1) Come giudica la decisione del Senato in materia di animali destinati alla sperimentazione?

L’emendamento che è stato approvato dal Senato contiene una serie di indicazioni ragionevoli, come ad esempio la decisione di voler ridurre il numero di animali utilizzati per la sperimentazione. Accanto a questi provvedimenti di buon senso, però, ci sono misure che di fatto taglierebbero fuori la ricerca italiana dall’Europa, perché impongono vincoli e divieti che i colleghi degli altri Paesi europei non hanno. Penso ad esempio al comma e), che intende vietare gli esperimenti che non prevedono anestesia, o al comma f), che vieta gli xenotrapianti e la ricerca sulle sostanze d’abuso. Con questi vincoli, i nostri ricercatori non potranno più competere a livello europeo. Tra l’altro, quando il governo recepirà la direttiva, non potrà farlo introducendo misure più restrittive rispetto al testo originale, altrimenti correremmo il rischio di incorrere in una procedura di infrazione. C’è poi un problema di tempistiche: se la Camera non approverà l’emendamento, il provvedimento ritornerà al Senato che dovrà rimetterci mano. Questo allungherebbe notevolmente i tempi per il recepimento, cosa ancora più grave perché il pacchetto di leggi europee deve essere approvato insieme, e noi abbiamo già accumulato enormi ritardi nel recepimento delle direttive. In ogni caso stiamo parlando di un disegno di legge che delega il governo al recepimento di direttive europee. Quindi in ogni caso sarà il governo che dovrà proporre un testo definitivo (che potrà contenere o meno l’emendamento, o anche solo parte di esso) che poi dovrà essere ridiscusso in parlamento. Io mi sto battendo come una leonessa per far valere le ragioni della scienza, cercando anche alleanze trasversali con esponenti di altri partiti, ma non è facile.

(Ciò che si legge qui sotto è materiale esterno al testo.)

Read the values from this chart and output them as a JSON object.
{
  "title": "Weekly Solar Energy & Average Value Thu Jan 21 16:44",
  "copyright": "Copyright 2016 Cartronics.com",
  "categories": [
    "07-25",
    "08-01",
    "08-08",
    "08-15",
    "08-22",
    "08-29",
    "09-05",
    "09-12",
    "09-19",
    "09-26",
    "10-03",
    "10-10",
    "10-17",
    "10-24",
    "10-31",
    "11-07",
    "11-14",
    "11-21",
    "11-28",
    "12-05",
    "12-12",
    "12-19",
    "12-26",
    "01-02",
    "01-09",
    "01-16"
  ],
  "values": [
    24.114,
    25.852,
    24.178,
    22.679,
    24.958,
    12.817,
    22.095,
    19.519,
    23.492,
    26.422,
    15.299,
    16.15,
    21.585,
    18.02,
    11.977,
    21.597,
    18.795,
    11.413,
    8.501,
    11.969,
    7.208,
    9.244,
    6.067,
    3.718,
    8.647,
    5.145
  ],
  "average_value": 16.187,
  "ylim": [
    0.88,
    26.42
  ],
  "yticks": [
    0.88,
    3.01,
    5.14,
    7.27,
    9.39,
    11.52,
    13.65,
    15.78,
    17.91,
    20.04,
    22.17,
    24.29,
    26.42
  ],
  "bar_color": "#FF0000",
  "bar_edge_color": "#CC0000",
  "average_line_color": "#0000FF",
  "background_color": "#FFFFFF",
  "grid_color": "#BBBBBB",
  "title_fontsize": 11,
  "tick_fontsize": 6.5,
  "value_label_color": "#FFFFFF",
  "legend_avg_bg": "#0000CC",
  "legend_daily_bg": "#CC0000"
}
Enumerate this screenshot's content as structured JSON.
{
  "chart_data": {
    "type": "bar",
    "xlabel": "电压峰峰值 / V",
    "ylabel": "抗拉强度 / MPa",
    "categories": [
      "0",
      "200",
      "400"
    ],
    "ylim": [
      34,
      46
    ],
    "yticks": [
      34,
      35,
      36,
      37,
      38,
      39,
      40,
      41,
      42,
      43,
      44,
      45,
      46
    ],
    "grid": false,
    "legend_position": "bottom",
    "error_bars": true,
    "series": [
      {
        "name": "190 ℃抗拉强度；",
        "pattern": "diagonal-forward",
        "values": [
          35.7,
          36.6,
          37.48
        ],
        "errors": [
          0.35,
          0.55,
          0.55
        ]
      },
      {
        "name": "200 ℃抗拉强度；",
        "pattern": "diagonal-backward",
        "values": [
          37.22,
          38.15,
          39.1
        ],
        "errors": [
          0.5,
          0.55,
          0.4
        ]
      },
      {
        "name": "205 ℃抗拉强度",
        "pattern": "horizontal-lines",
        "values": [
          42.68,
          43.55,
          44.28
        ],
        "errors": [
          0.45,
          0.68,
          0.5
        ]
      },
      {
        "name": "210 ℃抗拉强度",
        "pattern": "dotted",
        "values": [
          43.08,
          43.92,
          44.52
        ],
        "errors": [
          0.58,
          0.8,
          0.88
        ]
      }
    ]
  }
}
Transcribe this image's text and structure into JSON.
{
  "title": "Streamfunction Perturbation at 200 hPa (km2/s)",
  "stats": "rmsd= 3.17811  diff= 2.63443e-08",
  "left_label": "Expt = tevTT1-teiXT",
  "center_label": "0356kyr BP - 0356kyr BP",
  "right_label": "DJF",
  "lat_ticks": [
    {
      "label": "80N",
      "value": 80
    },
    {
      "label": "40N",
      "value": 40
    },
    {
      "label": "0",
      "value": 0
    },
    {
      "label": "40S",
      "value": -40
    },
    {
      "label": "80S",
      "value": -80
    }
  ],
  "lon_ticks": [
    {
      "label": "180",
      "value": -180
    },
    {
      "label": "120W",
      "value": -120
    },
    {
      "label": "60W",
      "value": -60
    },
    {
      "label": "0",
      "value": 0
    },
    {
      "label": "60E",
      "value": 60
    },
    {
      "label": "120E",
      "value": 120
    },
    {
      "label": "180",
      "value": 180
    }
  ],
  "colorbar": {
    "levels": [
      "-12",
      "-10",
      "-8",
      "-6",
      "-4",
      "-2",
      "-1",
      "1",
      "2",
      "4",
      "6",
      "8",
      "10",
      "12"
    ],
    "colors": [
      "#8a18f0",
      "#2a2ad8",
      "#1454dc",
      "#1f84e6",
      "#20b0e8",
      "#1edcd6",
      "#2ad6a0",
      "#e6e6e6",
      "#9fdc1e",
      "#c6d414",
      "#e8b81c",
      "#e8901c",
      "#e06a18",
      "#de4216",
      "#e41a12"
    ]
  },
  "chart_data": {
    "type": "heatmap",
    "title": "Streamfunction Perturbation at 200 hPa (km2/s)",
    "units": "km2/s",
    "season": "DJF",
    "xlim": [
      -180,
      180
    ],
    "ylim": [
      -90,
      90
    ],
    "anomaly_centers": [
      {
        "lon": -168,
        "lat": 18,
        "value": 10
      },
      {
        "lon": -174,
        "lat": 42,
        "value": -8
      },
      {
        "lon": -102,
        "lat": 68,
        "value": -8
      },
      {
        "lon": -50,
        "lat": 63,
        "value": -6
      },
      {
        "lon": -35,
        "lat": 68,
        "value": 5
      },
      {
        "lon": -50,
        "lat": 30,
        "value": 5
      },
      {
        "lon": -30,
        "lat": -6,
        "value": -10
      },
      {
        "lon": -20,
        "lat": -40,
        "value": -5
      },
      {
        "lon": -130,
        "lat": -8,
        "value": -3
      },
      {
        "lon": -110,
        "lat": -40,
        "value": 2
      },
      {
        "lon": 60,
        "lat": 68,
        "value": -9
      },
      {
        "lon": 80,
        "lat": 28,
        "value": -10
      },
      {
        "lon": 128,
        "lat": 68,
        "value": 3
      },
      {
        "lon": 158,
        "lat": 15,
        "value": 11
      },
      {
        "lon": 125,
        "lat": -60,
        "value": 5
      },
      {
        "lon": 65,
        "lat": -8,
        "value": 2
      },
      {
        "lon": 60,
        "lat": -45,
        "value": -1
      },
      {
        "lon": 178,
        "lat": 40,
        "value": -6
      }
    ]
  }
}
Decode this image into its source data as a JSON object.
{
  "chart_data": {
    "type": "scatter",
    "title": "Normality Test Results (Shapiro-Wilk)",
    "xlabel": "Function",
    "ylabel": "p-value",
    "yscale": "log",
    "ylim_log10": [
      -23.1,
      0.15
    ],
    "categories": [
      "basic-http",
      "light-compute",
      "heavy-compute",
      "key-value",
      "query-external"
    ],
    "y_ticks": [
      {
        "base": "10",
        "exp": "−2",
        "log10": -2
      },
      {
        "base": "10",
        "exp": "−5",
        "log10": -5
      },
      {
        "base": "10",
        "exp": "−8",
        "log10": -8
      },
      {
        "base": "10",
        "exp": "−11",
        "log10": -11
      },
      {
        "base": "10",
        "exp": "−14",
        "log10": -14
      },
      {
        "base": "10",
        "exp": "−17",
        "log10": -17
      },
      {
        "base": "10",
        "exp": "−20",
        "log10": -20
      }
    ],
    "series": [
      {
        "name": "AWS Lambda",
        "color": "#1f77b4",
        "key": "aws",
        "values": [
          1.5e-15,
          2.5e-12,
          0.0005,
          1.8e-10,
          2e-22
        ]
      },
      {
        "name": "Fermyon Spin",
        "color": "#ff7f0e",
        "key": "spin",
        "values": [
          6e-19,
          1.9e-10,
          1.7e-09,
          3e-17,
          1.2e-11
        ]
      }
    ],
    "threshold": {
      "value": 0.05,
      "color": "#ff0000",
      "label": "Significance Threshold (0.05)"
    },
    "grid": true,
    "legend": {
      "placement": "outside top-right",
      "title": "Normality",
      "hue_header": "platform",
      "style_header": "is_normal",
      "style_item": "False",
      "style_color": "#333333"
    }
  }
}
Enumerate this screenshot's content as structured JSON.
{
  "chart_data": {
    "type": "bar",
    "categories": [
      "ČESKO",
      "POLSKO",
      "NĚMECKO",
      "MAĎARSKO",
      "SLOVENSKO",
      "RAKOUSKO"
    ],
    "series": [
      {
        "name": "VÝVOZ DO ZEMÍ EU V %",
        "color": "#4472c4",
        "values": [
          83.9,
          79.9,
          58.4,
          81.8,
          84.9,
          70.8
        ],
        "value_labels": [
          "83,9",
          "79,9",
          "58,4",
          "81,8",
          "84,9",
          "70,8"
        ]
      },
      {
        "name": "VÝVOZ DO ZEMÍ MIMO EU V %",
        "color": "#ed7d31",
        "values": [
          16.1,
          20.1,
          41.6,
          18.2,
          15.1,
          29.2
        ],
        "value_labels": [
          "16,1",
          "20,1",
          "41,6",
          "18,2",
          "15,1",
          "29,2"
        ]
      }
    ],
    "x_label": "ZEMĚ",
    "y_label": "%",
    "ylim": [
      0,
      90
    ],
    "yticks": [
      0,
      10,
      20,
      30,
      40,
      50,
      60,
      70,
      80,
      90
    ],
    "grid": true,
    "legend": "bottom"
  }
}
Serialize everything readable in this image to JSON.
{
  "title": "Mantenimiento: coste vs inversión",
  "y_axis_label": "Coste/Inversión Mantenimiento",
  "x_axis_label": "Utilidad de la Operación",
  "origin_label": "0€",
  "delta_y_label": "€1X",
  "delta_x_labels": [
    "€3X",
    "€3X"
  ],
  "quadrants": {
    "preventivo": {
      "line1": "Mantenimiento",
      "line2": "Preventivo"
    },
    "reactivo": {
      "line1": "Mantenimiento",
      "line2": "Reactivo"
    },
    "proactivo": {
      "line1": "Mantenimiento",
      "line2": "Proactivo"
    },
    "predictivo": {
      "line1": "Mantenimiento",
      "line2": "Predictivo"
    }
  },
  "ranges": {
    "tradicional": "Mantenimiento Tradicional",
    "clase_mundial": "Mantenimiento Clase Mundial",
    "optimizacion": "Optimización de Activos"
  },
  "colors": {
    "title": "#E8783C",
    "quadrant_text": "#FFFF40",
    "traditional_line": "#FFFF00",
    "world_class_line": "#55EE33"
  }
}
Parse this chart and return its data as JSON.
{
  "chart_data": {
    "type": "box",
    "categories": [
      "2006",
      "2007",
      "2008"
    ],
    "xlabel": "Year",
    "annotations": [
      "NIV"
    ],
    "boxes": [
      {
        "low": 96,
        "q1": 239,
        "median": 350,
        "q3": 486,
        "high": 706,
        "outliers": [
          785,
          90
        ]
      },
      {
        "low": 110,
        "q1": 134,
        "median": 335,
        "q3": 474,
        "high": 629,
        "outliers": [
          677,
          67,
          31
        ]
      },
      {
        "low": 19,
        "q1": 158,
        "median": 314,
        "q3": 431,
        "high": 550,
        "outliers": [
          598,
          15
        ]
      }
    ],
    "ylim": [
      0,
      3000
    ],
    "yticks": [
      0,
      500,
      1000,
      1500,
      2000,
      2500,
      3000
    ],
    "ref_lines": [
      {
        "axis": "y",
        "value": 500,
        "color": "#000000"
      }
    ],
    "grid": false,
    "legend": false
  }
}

2) Chi segue la scienza ha spesso l’impressione che i politici abbiano la tendenza a sacrificare il progresso scientifico per guadagnare consensi da spendere altrove. Questa sensazione è stata confermata più volte, anche in tempi recenti (oltre agli emendamenti sulla sperimentazione animale, si pensi ad esempio al caso Stamina o alla mozione sugli OGM). Lei cosa ne pensa? È almeno in parte così?

È vero: spesso assisto a delle prese di posizione assolutamente non scientifiche, che tuttavia trovano ricettività da parte di un’ampia percentuale del Parlamento. Il problema è che la voce dello scienziato è minoritaria, è una tra tante e per questo conta relativamente. Spesso, ad esempio, mi dicono che bisogna trovare delle mediazioni, altrimenti i tempi si allungano e non si fanno passi avanti. C’è poi un’altra cosa che ho notato, ad esempio nel modo in cui è stato gestito il caso Stamina. Quando si trattano temi scientifici, gli scienziati italiani raramente vengono ascoltati: è necessario che intervenga qualcuno dall’esterno come Nature per far sentire veramente la voce della scienza e costringere il Parlamento a tornare sui suoi passi. I nostri ricercatori hanno cercato in tutti i modi di sottolineare la mancanza di basi scientifiche nel metodo Stamina, ma sono rimasti inascoltati.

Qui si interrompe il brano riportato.